Aile ve Sosyal Politikalar Bakanlığı, insanların mutluluk derecelerinin ölçülmesi ve yaşam alanlarıyla ilgili görüşlerinin belirlenmesi amaçlı bir anket yapmış.
Bu anket için, ülkemizin büyükşehirlerinden rast gele kişiler belirlenmiş. Bursa’da yapılan ankette, seçilen bin kişiden yüzde 78’i Bursa’da yaşamaktan son derece memnun olduklarını ifade etmiş. Bu oran, “benden sonra, çocuklarım ve aile yakınlarımın da Bursa’da yaşamasını isterim” düşüncesinde olanların sayısına gelince yüzde 75’e düşmüş. Ama, ülkemizdeki yapılan anketlerdeki en yüksek değeri yine Bursa kazanmış.
Pek çok konuda olduğu gibi, Bursa sosyal yaşam ve mutluluk belirlenmesinde de ilk sırayı kimselere kaptırmamış. Bursa’yı, İzmir, Ankara, Antalya izlemiş.
Bakanlığın, halkın görüşleriyle ilgili tercihlerinin belirlenmesi amaçlı anketinde, halkımıza, “eğer Bursa’da yaşamak istemezseniz, nerede yaşamınızı sürdürmek istersiniz?” diye soru yöneltilmiş.
Çıkan neticelere göre, Bursalılar en fazla Antalya’da yaşamak istiyorlarmış. Antalya’yı Muğla ve deniz kıyıları izliyor. Üçüncü tercih İzmir olurken, İstanbul 4. sırada tercih edilen kent.
Anketin soruları muhtelif.
Mesela “en fazla bu kentin sorunu nedir?” Diye sorulduğunda, işsizlik cevabı öne çıkmış. İkinci sırada eğitim, üçüncü sırada ise sağlık sorunları yazılmış. Ulaşım sorunu ise dördüncü sıraya gerilemiş.
Bu sonuçlara baktığımızda, kentimizdeki ulaşım yatırımlarının meyve vermeye başladığını görebiliriz. Yada, ulaşım planlanmasında güzergah ve saat oturması olduğu için vatandaşlardan gelen şikayetler azaldı değerlendirilmesi yapılabilir.
Sanayi kenti Bursa’da işsizlik sıkıntısının ön planda olması, hatta, ankete cevap veren üniversite mezunu bazı kişilerin, hem kendilerine hem de çocuklarına iş bulmakta güçlük çektiklerini ifade etmeleri gerçekten ilginç.
Eğitim ve sağlık sorunlarında da Bursa’nın yetersiz kaldığı zaten tartışılıyor. Yapılan ankette bunu doğrulamış.
Benim hatırladığım kadarıyla Bursa’da en son devlet eliyle yapılan hastane Şevket Yılmaz Hastanesi.
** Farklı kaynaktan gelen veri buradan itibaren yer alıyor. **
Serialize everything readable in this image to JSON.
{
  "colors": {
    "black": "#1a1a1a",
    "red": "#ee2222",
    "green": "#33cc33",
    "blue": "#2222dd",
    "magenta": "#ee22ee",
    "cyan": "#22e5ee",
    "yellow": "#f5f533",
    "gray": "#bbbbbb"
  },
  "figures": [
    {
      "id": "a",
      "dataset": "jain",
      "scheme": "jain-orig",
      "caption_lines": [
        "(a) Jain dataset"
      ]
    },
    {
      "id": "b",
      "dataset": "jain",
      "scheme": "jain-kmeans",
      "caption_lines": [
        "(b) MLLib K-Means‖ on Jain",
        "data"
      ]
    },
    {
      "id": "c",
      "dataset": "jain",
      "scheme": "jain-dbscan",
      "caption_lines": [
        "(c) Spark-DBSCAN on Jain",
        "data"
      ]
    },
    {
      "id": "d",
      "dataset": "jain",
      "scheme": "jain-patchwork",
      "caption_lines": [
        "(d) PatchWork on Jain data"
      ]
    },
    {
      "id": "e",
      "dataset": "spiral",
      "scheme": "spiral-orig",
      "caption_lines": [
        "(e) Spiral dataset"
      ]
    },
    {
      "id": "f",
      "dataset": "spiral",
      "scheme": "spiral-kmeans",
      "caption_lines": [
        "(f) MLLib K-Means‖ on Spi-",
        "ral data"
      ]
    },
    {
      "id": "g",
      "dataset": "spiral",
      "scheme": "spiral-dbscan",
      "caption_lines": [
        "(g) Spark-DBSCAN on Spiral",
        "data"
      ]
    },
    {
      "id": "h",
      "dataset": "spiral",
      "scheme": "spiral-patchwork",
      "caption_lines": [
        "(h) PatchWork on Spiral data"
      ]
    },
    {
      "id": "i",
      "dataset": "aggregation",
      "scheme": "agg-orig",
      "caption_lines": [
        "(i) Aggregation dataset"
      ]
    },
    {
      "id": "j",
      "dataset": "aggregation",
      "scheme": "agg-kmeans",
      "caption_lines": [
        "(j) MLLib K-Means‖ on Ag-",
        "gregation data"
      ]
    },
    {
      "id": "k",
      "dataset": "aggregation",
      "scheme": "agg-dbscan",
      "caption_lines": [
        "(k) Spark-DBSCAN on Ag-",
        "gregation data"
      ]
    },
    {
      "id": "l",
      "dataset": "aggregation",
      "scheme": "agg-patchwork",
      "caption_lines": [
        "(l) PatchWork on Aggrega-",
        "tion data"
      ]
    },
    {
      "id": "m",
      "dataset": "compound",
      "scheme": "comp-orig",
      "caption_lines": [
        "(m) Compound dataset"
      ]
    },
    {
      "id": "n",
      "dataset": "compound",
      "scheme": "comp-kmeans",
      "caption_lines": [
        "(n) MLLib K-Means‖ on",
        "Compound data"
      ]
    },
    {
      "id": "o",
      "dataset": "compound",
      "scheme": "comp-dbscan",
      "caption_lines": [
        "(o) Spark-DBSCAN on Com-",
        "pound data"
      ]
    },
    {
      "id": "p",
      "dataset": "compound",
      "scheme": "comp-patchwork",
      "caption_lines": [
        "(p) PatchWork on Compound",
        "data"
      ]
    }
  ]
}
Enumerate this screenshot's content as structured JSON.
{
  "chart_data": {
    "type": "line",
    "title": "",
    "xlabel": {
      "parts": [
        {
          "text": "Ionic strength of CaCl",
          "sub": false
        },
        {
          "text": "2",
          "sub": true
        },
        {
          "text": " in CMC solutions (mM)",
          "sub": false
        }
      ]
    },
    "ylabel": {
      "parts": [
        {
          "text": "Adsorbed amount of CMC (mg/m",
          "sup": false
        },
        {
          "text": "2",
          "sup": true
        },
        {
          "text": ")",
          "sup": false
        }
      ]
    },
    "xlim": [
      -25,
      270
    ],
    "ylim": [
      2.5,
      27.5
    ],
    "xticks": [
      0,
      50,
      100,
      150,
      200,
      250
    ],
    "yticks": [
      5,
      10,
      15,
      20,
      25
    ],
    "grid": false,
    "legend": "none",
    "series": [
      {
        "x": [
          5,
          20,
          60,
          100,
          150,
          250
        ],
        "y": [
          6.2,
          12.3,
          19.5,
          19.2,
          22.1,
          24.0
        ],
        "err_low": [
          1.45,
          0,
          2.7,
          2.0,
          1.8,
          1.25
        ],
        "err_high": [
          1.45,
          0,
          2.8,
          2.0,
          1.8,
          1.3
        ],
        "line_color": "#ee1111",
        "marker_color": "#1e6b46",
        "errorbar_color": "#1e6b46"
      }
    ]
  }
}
Diğer sağlık yatırımları genelde özel sektör tarafından yapılıyor. Ama, yine de yetersiz kalmış. Çünkü, başta yeşil kartlı hastalar olmak üzere, sağlık tedavi giderlerinde vatandaşların özel sağlık kurumlarına ödeyecekleri miktarın yüzde 40’den yüzde 90’lara kadar yükseltilmesi, sağlık alanında sıkıntı yaratıyor. Bir başka uygulama daha, Tıp Fakültesi’ne sevk sırasında yaşanıyor. Yeşil Kartlı Hastaların Bursa genelinde sadece Şevket Yılmaz Hastanesi’nde tedavi edilmesine karar verilmesi de bu hastanenin kapasitesinin artmasına yol açıyor. Zaten, maddi durumu istenilen düzeyde olmadığı için yeşil kart verilen hastaların tek merkezde tedavi edilmek istenmesi, başta buraya ulaşım olmak üzere pek çok külfeti bir araya getirmesine de tepkiler var.
Buradan ilgilileri uyarmakta fayda gördüm. Çünkü, trenden indikten sonra, Ankara Yolu kenarında yürümek zorunda kalan Yeşil Kartlı hastalardan bazıları direkt ana yolda yaya olarak dolaştıkları için yaya ve araç trafiği açısından tehlike oluşturuyor.
Bursa’da sağlık konusundaki yatırımların azlığından söz etmişken, eğitim konusundaki sıkıntıları pas geçmek olmaz. Çünkü, halkımızda kendisine sorulan sorulara sıkıntıları dile getirirken, önce aş ve ekmek, sonra eğitim, sonra da sağlık sorununu yazmışlar.
Bursa halkı mutlu. Bursalılar, gelecek kuşaklarının da Bursa’da yaşamasını istiyorlar ama dertler inde çözümlenmesini bekliyorlar.